The following year he went way out of Louisville – all the way to the Philippines to make the drug trafficking action opus ‘Project Kill’ (1976) starring Leslie Nielsen, Nancy Kwan, and Gary Lockwood. The film was not the box-office bonanza he had hoped due in part to the untimely murder of the film’s distributor! However, William had little time to stew over that misfortune. The same year also brought him his biggest financial success.

He dipped back into “borrowing” from current successes and came up with ‘Grizzly’ (1976) an extremely thinly veiled ‘Jaws’ rip-off starring Christopher George, Richard Jaeckle, Joe Dorsey, Andrew Prine. The first victim is even played by Susan Backlinie, the same actress who played the first victim in ‘Jaws’ --- though this time she’s mauled while showering instead of gobbled up while skinny-dipping. This is the sordid tale of a 20 ft. grizzly bear killing campers in Georgia. It was lambasted by critics, but not by movie audiences. It made over $30 million and was the #1 independent film of the year.

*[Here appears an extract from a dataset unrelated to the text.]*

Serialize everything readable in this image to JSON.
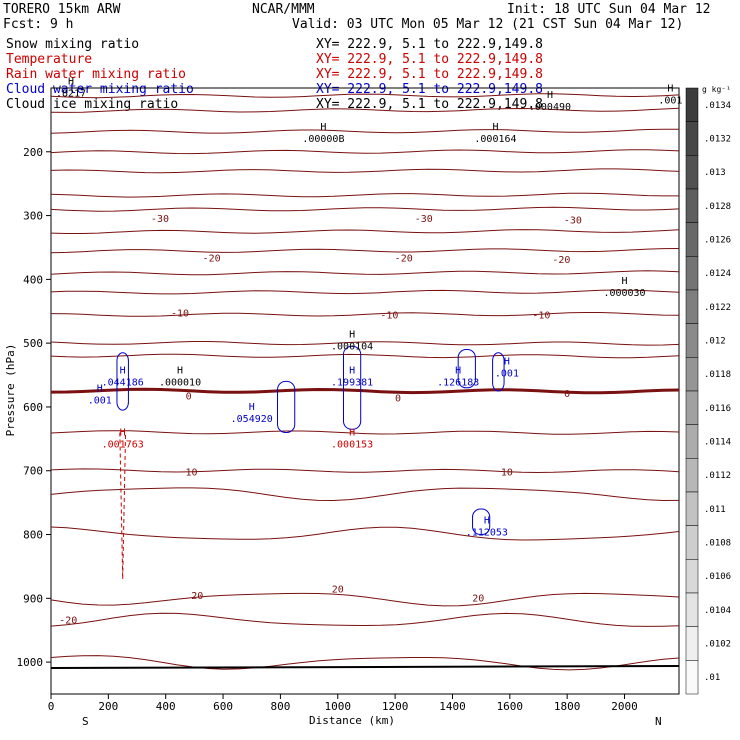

Never one to meddle with success Girdler followed this movie with another “nature run amok” opus -- the eco-themed ‘The Day of the Animals’ (1977). This one was about a whole slew of animals (bears, snakes, rats, hawks, cougars, dogs) which go insane due to ozone layer depletion and begin attacking a group of campers in Northern California. The cast includes Christopher George, Lynda Day George, Leslie Nielsen (as a racist who wrestles a bear…a truly bad film moment), Michael Ansara, Richard Jaeckle, and Ruth Roman. There are jumping dogs, flying rats, and a whole lot more in this cheesy little played-with-a-straight-face treat.

The story goes that while at the airport to do some final work for ‘The Day of the Animals’ Girdler picked up a copy of the horror paperback ‘The Manitou’ and the seed of Girdler’s last feature film was born. He promptly bought the rights to the novel. ‘The Manitou’ (1978) pulls out all the stops -- possession, medicine men, over the top special FX, and demonic birth. Clearly, it’s a must-see for all horror fans. It stars Tony Curtis as phony psychic Harry Erskine whose old girlfriend Karen (Susan Strasberg) has a rapidly growing “thing” on the back of her neck (YUCK!) which eventually gives birth to --- well, the spirit of an ancient and evil shaman (that sort of looks like Cousin It from ‘The Addams Family’ and is even played by the same actor, Felix Silla!). Talk about horrid STDs! The campy supporting cast includes Burgess Meredith, Stella Stevens, Michael Ansara (as John Singing Rock), and Ann Southern! Don’t miss it. This is one amazing flick for so many reasons.

Sadly, Girdler never saw the finished version of ‘The Manitou’. He died in a helicopter crash on January 21st 1978 while in The Philippines scouting locations for his next film which was to be ‘The Overlords’ – inspired by the success of the recently released ‘Star Wars’. Hauntingly, Girdler was right in his prediction. He was 30 years old at the time of his death.